Et Lequeu, qui servait de secrétaire, ayant paru d’un air rogue et maussade, le registre des délibérations sous le bras, rien ne s’opposa plus à ce qu’on ouvrît la séance. Mais Delhomme s’était mis à causer bas avec son voisin, Clou, le maréchal-ferrant, un grand, sec et noir. Comme on les écoutait, ils se turent. Pourtant, on avait saisi un nom, celui du candidat indépendant, M. Rochefontaine ; et tous alors, après s’être tâtés, tombèrent d’un mot, d’un ricanement, d’une simple grimace, sur ce candidat qu’on ne connaissait seulement point. Ils étaient pour le bon ordre, le maintien des choses, l’obéissance aux autorités qui assuraient la vente.

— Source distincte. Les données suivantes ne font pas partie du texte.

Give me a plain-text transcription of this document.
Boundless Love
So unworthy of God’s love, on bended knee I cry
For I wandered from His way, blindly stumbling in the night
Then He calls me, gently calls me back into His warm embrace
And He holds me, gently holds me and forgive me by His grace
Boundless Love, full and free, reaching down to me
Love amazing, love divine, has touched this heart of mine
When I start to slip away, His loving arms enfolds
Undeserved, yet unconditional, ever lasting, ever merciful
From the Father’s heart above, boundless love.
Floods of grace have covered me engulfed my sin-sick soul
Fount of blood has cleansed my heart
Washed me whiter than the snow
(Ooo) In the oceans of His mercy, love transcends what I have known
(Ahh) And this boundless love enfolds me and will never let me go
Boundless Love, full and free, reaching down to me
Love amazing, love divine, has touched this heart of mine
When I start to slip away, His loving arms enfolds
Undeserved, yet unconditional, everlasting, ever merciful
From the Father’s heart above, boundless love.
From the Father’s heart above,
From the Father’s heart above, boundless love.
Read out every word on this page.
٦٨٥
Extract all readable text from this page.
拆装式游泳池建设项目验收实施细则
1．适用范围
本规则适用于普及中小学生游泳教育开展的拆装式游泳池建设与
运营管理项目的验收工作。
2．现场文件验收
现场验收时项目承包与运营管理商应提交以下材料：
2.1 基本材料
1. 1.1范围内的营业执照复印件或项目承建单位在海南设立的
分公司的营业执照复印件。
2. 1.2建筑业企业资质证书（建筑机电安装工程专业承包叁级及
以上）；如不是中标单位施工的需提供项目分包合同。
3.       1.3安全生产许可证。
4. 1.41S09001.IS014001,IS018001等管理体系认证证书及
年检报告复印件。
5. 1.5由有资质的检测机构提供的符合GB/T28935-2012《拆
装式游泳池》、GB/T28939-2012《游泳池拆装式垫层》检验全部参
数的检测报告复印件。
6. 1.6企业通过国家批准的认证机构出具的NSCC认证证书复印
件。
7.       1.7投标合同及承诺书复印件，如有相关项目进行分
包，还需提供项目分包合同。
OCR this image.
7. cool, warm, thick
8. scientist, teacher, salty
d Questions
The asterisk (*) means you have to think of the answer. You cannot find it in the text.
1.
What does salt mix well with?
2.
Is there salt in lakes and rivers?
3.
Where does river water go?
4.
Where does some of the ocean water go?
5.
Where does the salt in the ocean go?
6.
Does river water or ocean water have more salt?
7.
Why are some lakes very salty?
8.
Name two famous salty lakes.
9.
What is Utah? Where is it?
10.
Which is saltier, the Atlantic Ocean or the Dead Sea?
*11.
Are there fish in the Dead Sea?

Est-ce que ce monsieur-là se croyait plus fort que le gouvernement ? est-ce qu’il ferait remonter le blé à trente francs l’hectolitre ? C’était un fier aplomb, d’envoyer des prospectus, de promettre plus de beurre que de pain, lors qu’on ne tenait à rien ni à personne. Ils en arrivaient à le traiter en aventurier, en malhonnête homme, battant les villages, histoire de voler leurs votes comme il aurait volé leurs sous. Hourdequin, qui aurait pu leur expliquer que M. Rochefontaine, libre échangiste, était, au fond, dans les idées de l’empereur, laissait volontairement Macqueron étaler son zèle bonapartiste et Delhomme se prononcer avec son bon sens d’homme borné ; tandis que Lengaigne, à qui sa situation de buraliste fermait la bouche, ravalait, en grognant dans un coin, ses vagues idées républicaines. Bien que M. de Chédeville n’eût pas été nommé une seule fois, tout ce qu’on disait le désignait, était comme un aplatissement devant son titre de candidat officiel.

— Voyons, messieurs, reprit le maire, si nous commencions.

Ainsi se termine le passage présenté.